Я оторвался от зрелища пролетающих мимо особняков, медленно развернулся к маме и продемонстрировал ей собственное пустое лицо.
Глава 4. Дед
Я понял это в одночасье. Осознал, что мою мать оскорбляет не столько дедов дом, сколько его хозяин. Поломки огорчали ее, потому что напоминали о человеке, который не хотел заниматься ремонтом. Видя, как она бросает взгляд на деда и сразу погружается в бездонную тоску, я это почувствовал, но по наивности предположил, что ее отношение к деду связано с его внешним видом.
Дед не заботился не только о доме, но и о себе. Носил штаны с заплатами и ботинки с дырами, рубашки в пятнах от слюны и остатков завтрака, мог по нескольку дней не расчесывать волосы, не чистить зубы и не принимать душ. Одноразовые бритвы он использовал так долго, что после них его щеки выглядели, словно расцарапанные дикой кошкой. Он был весь помятый, сморщенный, вонючий и – этого мама совсем уж не могла снести – ленивый. В молодости он утратил, или нарочно убил в себе все амбиции, какие имел. Когда его мечты стать профессиональным бейсболистом пошли прахом, он занялся страховым бизнесом и добился успеха, но это совсем его не порадовало. Как жестоко, думал он, преуспевать в деле, которое ты ненавидишь. И дед взял реванш над судьбой. Как только он скопил достаточно денег, чтобы обеспечить себе приемлемый доход на всю оставшуюся жизнь, то ушел с работы. С тех пор он лишь наблюдал за тем, как разваливается его дом, да внушал отвращение своему семейству.

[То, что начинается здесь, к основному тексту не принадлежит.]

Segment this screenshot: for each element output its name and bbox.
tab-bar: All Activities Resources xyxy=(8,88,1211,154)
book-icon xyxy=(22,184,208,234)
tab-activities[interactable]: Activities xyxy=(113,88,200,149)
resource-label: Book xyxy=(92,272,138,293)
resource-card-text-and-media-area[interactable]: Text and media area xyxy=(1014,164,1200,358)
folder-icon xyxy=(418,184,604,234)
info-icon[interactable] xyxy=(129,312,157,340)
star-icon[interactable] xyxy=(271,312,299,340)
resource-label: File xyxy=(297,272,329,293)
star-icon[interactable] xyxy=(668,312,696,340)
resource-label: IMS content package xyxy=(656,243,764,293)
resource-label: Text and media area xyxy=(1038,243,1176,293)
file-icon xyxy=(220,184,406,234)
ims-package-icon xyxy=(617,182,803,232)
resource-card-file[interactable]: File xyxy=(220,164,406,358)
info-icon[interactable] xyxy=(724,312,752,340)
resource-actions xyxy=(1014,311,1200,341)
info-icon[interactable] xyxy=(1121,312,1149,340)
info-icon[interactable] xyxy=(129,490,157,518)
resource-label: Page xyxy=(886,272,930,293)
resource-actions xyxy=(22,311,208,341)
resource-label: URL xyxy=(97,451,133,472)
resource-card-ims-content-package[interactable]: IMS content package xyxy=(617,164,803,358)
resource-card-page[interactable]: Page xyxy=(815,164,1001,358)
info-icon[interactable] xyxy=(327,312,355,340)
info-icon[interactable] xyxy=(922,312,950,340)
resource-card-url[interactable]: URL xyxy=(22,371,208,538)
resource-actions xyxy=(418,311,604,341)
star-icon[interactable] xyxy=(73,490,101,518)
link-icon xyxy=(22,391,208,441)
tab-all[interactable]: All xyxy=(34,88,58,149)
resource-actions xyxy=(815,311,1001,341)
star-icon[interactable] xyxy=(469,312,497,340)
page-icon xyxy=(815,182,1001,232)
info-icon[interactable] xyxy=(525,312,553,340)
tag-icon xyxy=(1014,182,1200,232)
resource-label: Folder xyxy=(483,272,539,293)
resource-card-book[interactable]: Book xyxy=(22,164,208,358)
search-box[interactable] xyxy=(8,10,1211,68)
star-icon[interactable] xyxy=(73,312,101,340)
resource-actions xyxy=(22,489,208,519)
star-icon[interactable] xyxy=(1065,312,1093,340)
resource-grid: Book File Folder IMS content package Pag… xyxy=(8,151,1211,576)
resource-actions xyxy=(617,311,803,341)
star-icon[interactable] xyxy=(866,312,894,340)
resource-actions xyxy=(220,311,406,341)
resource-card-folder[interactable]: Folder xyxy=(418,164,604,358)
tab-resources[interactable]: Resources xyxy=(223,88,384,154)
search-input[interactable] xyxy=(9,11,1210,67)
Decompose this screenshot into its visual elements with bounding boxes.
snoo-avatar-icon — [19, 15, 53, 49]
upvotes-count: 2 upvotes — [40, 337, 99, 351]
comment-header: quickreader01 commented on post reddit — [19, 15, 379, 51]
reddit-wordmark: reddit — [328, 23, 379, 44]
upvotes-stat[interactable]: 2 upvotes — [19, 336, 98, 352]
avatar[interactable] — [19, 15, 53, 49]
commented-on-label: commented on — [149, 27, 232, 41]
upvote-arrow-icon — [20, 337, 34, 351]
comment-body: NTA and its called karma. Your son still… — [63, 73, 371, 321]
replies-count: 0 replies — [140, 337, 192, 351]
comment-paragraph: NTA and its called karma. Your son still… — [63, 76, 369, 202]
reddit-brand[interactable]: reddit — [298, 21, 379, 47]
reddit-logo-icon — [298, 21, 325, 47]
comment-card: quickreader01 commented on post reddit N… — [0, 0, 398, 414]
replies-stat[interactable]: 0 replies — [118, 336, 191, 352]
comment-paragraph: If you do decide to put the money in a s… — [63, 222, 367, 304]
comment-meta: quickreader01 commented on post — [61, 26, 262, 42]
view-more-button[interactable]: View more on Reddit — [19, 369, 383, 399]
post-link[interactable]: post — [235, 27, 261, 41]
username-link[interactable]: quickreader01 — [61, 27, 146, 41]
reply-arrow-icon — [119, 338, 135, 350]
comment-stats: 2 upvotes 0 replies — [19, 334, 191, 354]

Самым отвратительным было то, как он вел себя вне дома. Каждый вечер дед шел на вокзал, чтобы встретить поезд, прибывающий из центра. Пассажиры, выходя на платформу, выбрасывали прочитанные газеты, и дед нырял в мусорные баки, чтобы выловить свежие, лишь бы сэкономить пару центов. Увидев его ноги, торчащие из бака, никто из приезжающих ни за что бы не догадался, что старый бедолага собирается найти в газете текущие цены на свой внушительный портфель акций.